Piadas sobre sexo, pessoas trans e até niqabs têm sido contadas, por estes dias, no palco do Festival de Comédia de Riade, capital da Arábia Saudita, conhecido pelas suas leis extremamente conservadoras e repressivas e por um governo autoritário regularmente acusado de violar os direitos humanos. Apesar de todo esse currículo negro, decidiu promover o primeiro festival internacional de comédia no país, que decorre até 9 de outubro, com várias estrelas planetárias.
Naturalmente, nada disto aconteceu sem uma boa dose de polémica, sobretudo pelos nomes que aceitaram fazer parte do evento. Inclusivamente o sempre controverso Dave Chappelle, que há três anos fazia manchetes devido a uma piada e dizia à imprensa: “Quanto mais vezes dizem que não posso dizer algo, mais urgente é que eu o diga.”
O cartaz conta com outras estrelas como Kevin Hart, Bill Burr, Jack Whitehall, Jimmy Carr e Louis CK. Mas o que era para ser um marco histórico no entretenimento saudita tornou-se rapidamente num campo minado de críticas, acusações e arrependimentos públicos.
Os espetáculos têm sido descritos como surpreendentes por quem vive no país. Houve espaço para falar sobre sexo, homossexualidade (que ainda punível com pena de morte no país) e até sobre símbolos culturais como o niqab (véu utilizado por algumas mulheres muçulmanas que cobre o rosto, deixando apenas os olhos visíveis). “Nunca vi nada assim na Arábia Saudita”, confessou uma espectadora citada pela BBC. “As pessoas estavam a rir-se, até as mulheres sauditas à minha frente.”
Apesar do elenco cheio de estrelas, muitos recusaram o convite para participar.
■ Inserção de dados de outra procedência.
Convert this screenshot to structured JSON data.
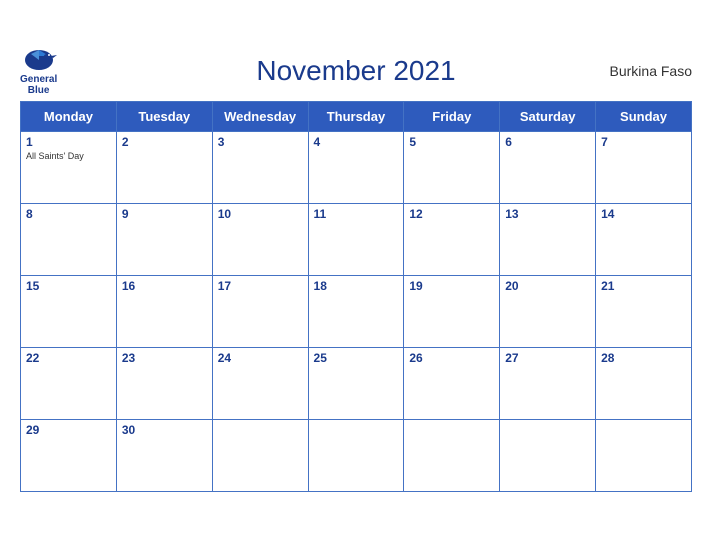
{
  "header": {
    "title": "November 2021",
    "country": "Burkina Faso",
    "logo": {
      "line1": "General",
      "line2": "Blue"
    }
  },
  "weekdays": [
    "Monday",
    "Tuesday",
    "Wednesday",
    "Thursday",
    "Friday",
    "Saturday",
    "Sunday"
  ],
  "weeks": [
    [
      {
        "day": 1,
        "holiday": "All Saints' Day"
      },
      {
        "day": 2,
        "holiday": ""
      },
      {
        "day": 3,
        "holiday": ""
      },
      {
        "day": 4,
        "holiday": ""
      },
      {
        "day": 5,
        "holiday": ""
      },
      {
        "day": 6,
        "holiday": ""
      },
      {
        "day": 7,
        "holiday": ""
      }
    ],
    [
      {
        "day": 8,
        "holiday": ""
      },
      {
        "day": 9,
        "holiday": ""
      },
      {
        "day": 10,
        "holiday": ""
      },
      {
        "day": 11,
        "holiday": ""
      },
      {
        "day": 12,
        "holiday": ""
      },
      {
        "day": 13,
        "holiday": ""
      },
      {
        "day": 14,
        "holiday": ""
      }
    ],
    [
      {
        "day": 15,
        "holiday": ""
      },
      {
        "day": 16,
        "holiday": ""
      },
      {
        "day": 17,
        "holiday": ""
      },
      {
        "day": 18,
        "holiday": ""
      },
      {
        "day": 19,
        "holiday": ""
      },
      {
        "day": 20,
        "holiday": ""
      },
      {
        "day": 21,
        "holiday": ""
      }
    ],
    [
      {
        "day": 22,
        "holiday": ""
      },
      {
        "day": 23,
        "holiday": ""
      },
      {
        "day": 24,
        "holiday": ""
      },
      {
        "day": 25,
        "holiday": ""
      },
      {
        "day": 26,
        "holiday": ""
      },
      {
        "day": 27,
        "holiday": ""
      },
      {
        "day": 28,
        "holiday": ""
      }
    ],
    [
      {
        "day": 29,
        "holiday": ""
      },
      {
        "day": 30,
        "holiday": ""
      },
      null,
      null,
      null,
      null,
      null
    ]
  ],
  "colors": {
    "header_bg": "#2e5bbd",
    "border": "#4472c4",
    "title": "#1a3a8c",
    "day_number": "#1a3a8c"
  }
}
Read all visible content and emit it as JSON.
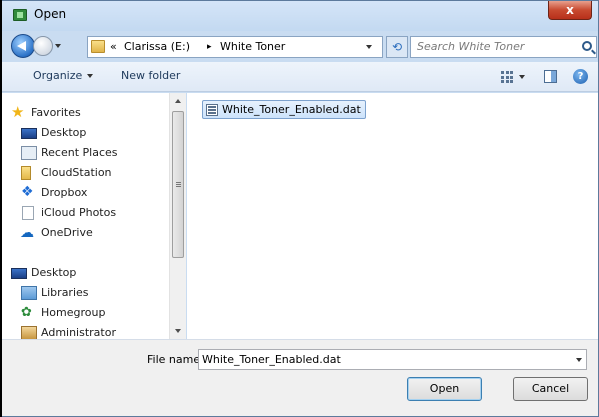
{
  "window": {
    "title": "Open",
    "close_glyph": "x"
  },
  "address": {
    "overflow": "«",
    "drive": "Clarissa (E:)",
    "separator": "▸",
    "folder": "White Toner"
  },
  "search": {
    "placeholder": "Search White Toner"
  },
  "toolbar": {
    "organize_label": "Organize",
    "new_folder_label": "New folder"
  },
  "nav": {
    "items": [
      {
        "label": "Favorites",
        "icon": "star-icon"
      },
      {
        "label": "Desktop",
        "icon": "desktop-icon"
      },
      {
        "label": "Recent Places",
        "icon": "recent-places-icon"
      },
      {
        "label": "CloudStation",
        "icon": "folder-icon"
      },
      {
        "label": "Dropbox",
        "icon": "dropbox-icon"
      },
      {
        "label": "iCloud Photos",
        "icon": "document-icon"
      },
      {
        "label": "OneDrive",
        "icon": "cloud-icon"
      },
      {
        "label": "Desktop",
        "icon": "desktop-icon"
      },
      {
        "label": "Libraries",
        "icon": "libraries-icon"
      },
      {
        "label": "Homegroup",
        "icon": "homegroup-icon"
      },
      {
        "label": "Administrator",
        "icon": "user-folder-icon"
      }
    ]
  },
  "files": [
    {
      "name": "White_Toner_Enabled.dat",
      "icon": "dat-file-icon",
      "selected": true
    }
  ],
  "footer": {
    "file_name_label": "File name:",
    "file_name_value": "White_Toner_Enabled.dat",
    "open_label": "Open",
    "cancel_label": "Cancel"
  }
}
É que sob a aparente abertura e liberdade de fazer piadas, escondem-se, alegadamente, diversas cláusulas contratuais que ditam o que os comediantes podem ou não dizer em palco, isto é, que Carr, CK e Chappelle terão aceitado condicionar os seus sets para poderem participar.
A comediante Atsuko Okatsuka partilhou excertos de um contrato que referia a proibição de qualquer referência negativa ao governo ou à religião, algo que, segundo várias fontes, terá sido imposto a todos os artistas. Jessica Kirson, uma das poucas mulheres no cartaz e a única comediante abertamente lésbica, acabou por pedir desculpa publicamente por ter aceitado o convite. Apesar de ter falado sobre a sua identidade em palco e de ter recebido uma ovação, Kirson disse estar arrependida e anunciou que doará o seu cachet a uma organização de direitos humanos.
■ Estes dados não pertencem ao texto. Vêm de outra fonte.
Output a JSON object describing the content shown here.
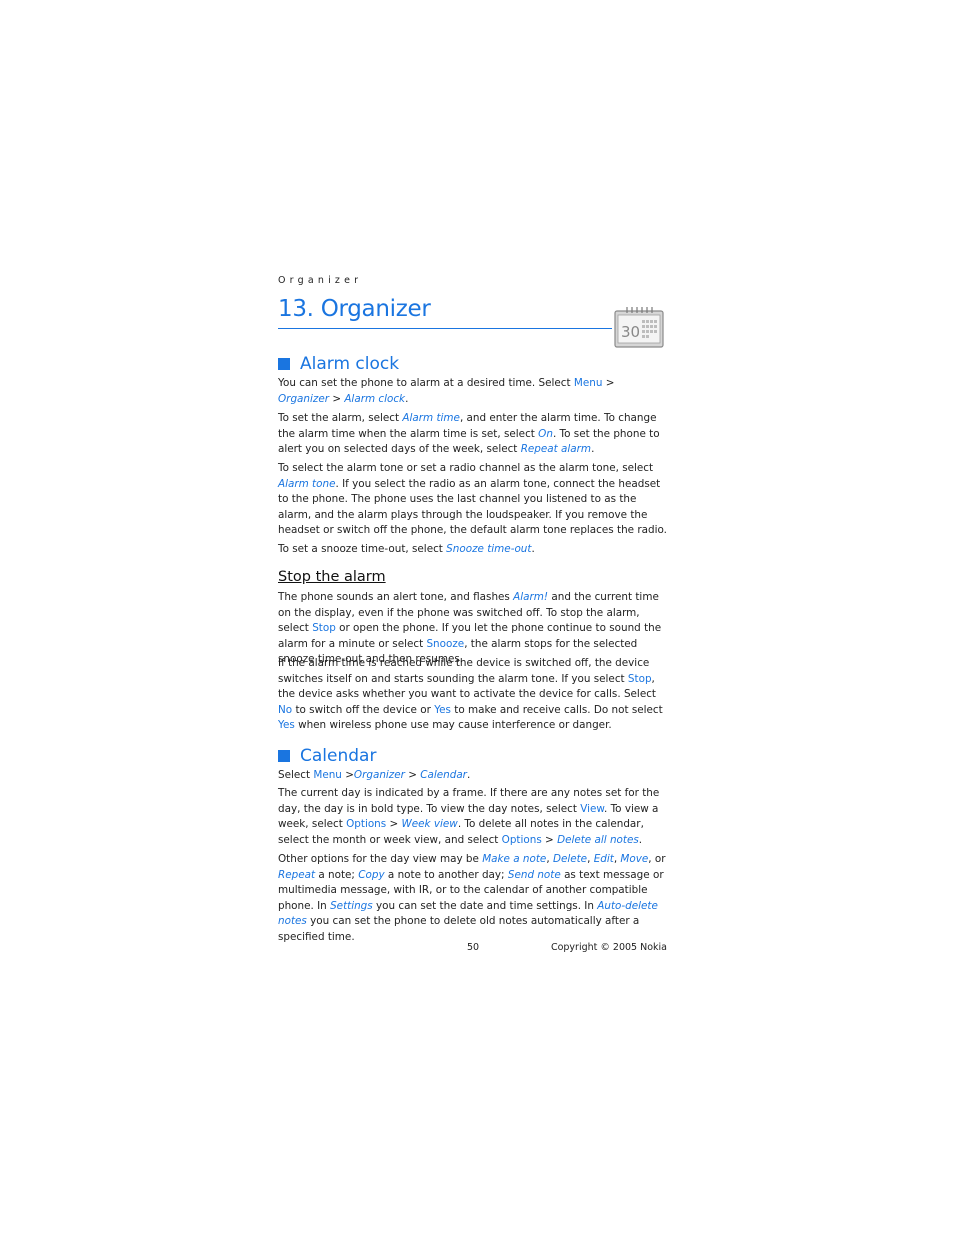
{
  "running_head": "Organizer",
  "chapter": {
    "title": "13. Organizer",
    "icon": "calendar-icon",
    "icon_label": "30"
  },
  "sections": {
    "alarm_clock": {
      "heading": "Alarm clock",
      "p1": {
        "t1": "You can set the phone to alarm at a desired time. Select ",
        "menu": "Menu",
        "sep1": " > ",
        "organizer": "Organizer",
        "sep2": " > ",
        "alarm_clock": "Alarm clock",
        "end": "."
      },
      "p2": {
        "t1": "To set the alarm, select ",
        "alarm_time": "Alarm time",
        "t2": ", and enter the alarm time. To change the alarm time when the alarm time is set, select ",
        "on": "On",
        "t3": ". To set the phone to alert you on selected days of the week, select ",
        "repeat_alarm": "Repeat alarm",
        "end": "."
      },
      "p3": {
        "t1": "To select the alarm tone or set a radio channel as the alarm tone, select ",
        "alarm_tone": "Alarm tone",
        "t2": ". If you select the radio as an alarm tone, connect the headset to the phone. The phone uses the last channel you listened to as the alarm, and the alarm plays through the loudspeaker. If you remove the headset or switch off the phone, the default alarm tone replaces the radio."
      },
      "p4": {
        "t1": "To set a snooze time-out, select ",
        "snooze_timeout": "Snooze time-out",
        "end": "."
      }
    },
    "stop_alarm": {
      "heading": "Stop the alarm",
      "p1": {
        "t1": "The phone sounds an alert tone, and flashes ",
        "alarm": "Alarm!",
        "t2": " and the current time on the display, even if the phone was switched off. To stop the alarm, select ",
        "stop": "Stop",
        "t3": " or open the phone. If you let the phone continue to sound the alarm for a minute or select ",
        "snooze": "Snooze",
        "t4": ", the alarm stops for the selected snooze time-out and then resumes."
      },
      "p2": {
        "t1": "If the alarm time is reached while the device is switched off, the device switches itself on and starts sounding the alarm tone. If you select ",
        "stop": "Stop",
        "t2": ", the device asks whether you want to activate the device for calls. Select ",
        "no": "No",
        "t3": " to switch off the device or ",
        "yes1": "Yes",
        "t4": " to make and receive calls. Do not select ",
        "yes2": "Yes",
        "t5": " when wireless phone use may cause interference or danger."
      }
    },
    "calendar": {
      "heading": "Calendar",
      "p1": {
        "t1": "Select ",
        "menu": "Menu",
        "sep1": " >",
        "organizer": "Organizer",
        "sep2": " > ",
        "calendar": "Calendar",
        "end": "."
      },
      "p2": {
        "t1": "The current day is indicated by a frame. If there are any notes set for the day, the day is in bold type. To view the day notes, select ",
        "view": "View",
        "t2": ". To view a week, select ",
        "options1": "Options",
        "sep1": " > ",
        "week_view": "Week view",
        "t3": ". To delete all notes in the calendar, select the month or week view, and select ",
        "options2": "Options",
        "sep2": " > ",
        "delete_all": "Delete all notes",
        "end": "."
      },
      "p3": {
        "t1": "Other options for the day view may be ",
        "make_note": "Make a note",
        "c1": ", ",
        "delete": "Delete",
        "c2": ", ",
        "edit": "Edit",
        "c3": ", ",
        "move": "Move",
        "c4": ", or ",
        "repeat": "Repeat",
        "t2": " a note; ",
        "copy": "Copy",
        "t3": " a note to another day; ",
        "send_note": "Send note",
        "t4": " as text message or multimedia message, with IR, or to the calendar of another compatible phone. In ",
        "settings": "Settings",
        "t5": " you can set the date and time settings. In ",
        "auto_delete": "Auto-delete notes",
        "t6": " you can set the phone to delete old notes automatically after a specified time."
      }
    }
  },
  "footer": {
    "page_number": "50",
    "copyright": "Copyright © 2005 Nokia"
  },
  "colors": {
    "accent": "#1a75e0",
    "text": "#222222"
  }
}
Outros, como Louis CK, defenderam a decisão de atuar. “Houve coisas boas e más, mas para mim, foi uma oportunidade. Não posso falar da religião nem do governo, mas isso não me impediu de fazer stand-up como gosto.”
Bill Burr também partilhou a mesma visão, dizendo que foi “uma das melhores experiências da carreira”. “O público queria isto. Riram, aplaudiram. Há uma vontade real de ver comédia a sério”, afirmou no seu podcast. Mas há quem veja a coisa de forma mais cínica. Marc Maron e David Cross acusaram os colegas de se venderem a um regime autoritário. “Não podem queixar-se de censura nos EUA e depois ir atuar num país onde há zero liberdade de expressão”, escreveu Cross, dirigindo-se diretamente a CK.
Os valores pagos às estrelas também impulsionaram as críticas. Fala-se de cachés na casa dos 375 mil euros por atuação, com alguns nomes a receberem ainda mais. O comediante Tim Dillon admitiu que só aceitou por causa do dinheiro e terá acabado por ver a sua participação cancelada, alegadamente por causa de piadas antigas onde falava sobre o uso de mão de obra escrava por parte das monarquias islâmicas.
O evento é financiado por entidades estatais sauditas, como a General Entertainment Authority e a empresa Sela, pertencente ao fundo soberano do país. Para muitos, esta ligação direta ao governo transforma o festival em apenas mais um instrumento de branqueamento, numa tentativa de limpar a imagem de um regime que continua a reprimir (e, no caso de Jamal Khashoggi, a matar) jornalistas, mulheres e comunidades LGBTQ+.